The Disruptive Effects of Light Pollution
Agnieszka Fiedorowicz

“The night sky is the heritage of all humanity, which should therefore be preserved and untouched,” proclaims the resolution of the International Astronomical Union. Excess light affects not only the lives of humans, but also interferes with the functioning of animals and plants. We need darkness to survive, just as we need light.
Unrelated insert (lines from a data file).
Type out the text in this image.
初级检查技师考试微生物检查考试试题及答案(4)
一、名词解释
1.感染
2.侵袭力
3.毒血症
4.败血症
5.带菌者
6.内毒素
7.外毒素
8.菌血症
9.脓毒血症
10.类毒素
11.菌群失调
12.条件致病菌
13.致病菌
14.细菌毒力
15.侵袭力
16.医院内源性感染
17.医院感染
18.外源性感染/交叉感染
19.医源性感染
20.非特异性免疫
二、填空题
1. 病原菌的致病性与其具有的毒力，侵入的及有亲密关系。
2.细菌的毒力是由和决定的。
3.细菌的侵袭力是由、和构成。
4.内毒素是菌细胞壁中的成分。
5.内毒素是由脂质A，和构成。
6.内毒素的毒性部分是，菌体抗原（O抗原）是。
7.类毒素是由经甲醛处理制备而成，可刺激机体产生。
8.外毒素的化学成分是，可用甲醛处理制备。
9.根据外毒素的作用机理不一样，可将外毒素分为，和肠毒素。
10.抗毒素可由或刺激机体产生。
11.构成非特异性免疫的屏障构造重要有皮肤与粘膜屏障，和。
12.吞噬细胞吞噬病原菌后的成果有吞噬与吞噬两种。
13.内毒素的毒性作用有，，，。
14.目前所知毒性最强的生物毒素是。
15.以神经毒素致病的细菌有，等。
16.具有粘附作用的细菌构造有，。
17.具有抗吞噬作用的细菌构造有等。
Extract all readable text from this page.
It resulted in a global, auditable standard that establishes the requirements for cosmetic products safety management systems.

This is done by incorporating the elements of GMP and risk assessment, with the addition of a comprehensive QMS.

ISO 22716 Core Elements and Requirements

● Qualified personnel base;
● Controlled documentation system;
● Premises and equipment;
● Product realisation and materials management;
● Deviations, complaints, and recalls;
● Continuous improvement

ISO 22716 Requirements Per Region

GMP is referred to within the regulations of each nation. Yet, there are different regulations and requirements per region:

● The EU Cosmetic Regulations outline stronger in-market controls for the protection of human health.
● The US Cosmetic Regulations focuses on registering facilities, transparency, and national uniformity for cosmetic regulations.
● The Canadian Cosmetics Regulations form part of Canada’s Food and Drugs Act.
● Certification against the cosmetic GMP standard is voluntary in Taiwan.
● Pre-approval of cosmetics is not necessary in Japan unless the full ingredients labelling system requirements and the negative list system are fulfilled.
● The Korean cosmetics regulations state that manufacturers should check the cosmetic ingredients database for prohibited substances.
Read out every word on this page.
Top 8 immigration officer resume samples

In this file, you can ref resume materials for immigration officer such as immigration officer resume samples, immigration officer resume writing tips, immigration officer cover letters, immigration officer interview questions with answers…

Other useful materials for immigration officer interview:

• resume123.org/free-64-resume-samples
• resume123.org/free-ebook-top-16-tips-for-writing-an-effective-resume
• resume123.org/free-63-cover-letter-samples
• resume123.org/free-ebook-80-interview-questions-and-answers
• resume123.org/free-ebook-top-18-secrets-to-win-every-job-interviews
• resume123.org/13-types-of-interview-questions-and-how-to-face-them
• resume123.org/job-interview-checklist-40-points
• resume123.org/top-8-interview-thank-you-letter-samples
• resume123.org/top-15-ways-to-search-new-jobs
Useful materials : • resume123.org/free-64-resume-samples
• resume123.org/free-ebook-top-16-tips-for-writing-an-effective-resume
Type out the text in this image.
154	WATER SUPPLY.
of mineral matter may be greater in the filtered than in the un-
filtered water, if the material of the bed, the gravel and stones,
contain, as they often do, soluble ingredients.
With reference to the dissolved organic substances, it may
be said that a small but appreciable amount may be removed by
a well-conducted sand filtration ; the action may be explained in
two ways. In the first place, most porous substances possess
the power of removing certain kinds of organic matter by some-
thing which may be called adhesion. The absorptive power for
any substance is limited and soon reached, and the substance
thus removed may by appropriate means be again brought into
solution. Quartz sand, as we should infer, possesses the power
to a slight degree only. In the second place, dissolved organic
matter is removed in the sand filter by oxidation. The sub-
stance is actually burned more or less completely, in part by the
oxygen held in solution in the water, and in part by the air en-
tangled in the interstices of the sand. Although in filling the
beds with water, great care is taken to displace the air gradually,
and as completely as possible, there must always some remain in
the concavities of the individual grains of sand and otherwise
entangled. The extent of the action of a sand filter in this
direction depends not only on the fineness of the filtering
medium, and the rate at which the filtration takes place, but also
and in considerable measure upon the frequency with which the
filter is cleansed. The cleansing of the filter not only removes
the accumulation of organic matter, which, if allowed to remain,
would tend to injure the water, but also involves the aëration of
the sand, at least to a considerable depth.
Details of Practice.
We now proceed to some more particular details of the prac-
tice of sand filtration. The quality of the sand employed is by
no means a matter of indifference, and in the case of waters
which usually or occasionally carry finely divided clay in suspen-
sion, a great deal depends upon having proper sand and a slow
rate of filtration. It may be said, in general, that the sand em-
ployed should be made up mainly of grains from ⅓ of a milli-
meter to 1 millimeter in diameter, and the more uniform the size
“When I think of dark nights, I think of this lake in northern Minnesota. On the longest day of the year, my father and I watch as the sun sets across the water and night begins filling a clear sky. Soon the Summer Triangle stands directly over us, Scorpio rises from the bay to the left. […] As a child I was afraid of night at the lake because the dark was so thick it seemed tangible […] like drapery. And the woods are still that way, but the sky is beginning to wear at the edges where gas stations hope to attract customers by immolating themselves in white light, and roadside restaurants blow their electricity bills straight into the sky. Each summer when I return to the lake I am no longer so much afraid of the dark as I am afraid for the dark,” wrote Paul Bogard in his essay published in the collection Let There Be Night: Testimony on Behalf of the Dark. Bogard, who is a professor of creative writing at James Madison University in Harrisonburg, was one of 28 authors explaining how important darkness is for humans. This isn’t Bogard’s first book on the topic. Five years ago, he wrote The End of Night: Searching for Natural Darkness in an Age of Artificial Light, where he explained how an excess of light can affect and disrupt the functioning of humans, animals and plants. “Just as we need light, we also need darkness to live,” he argues.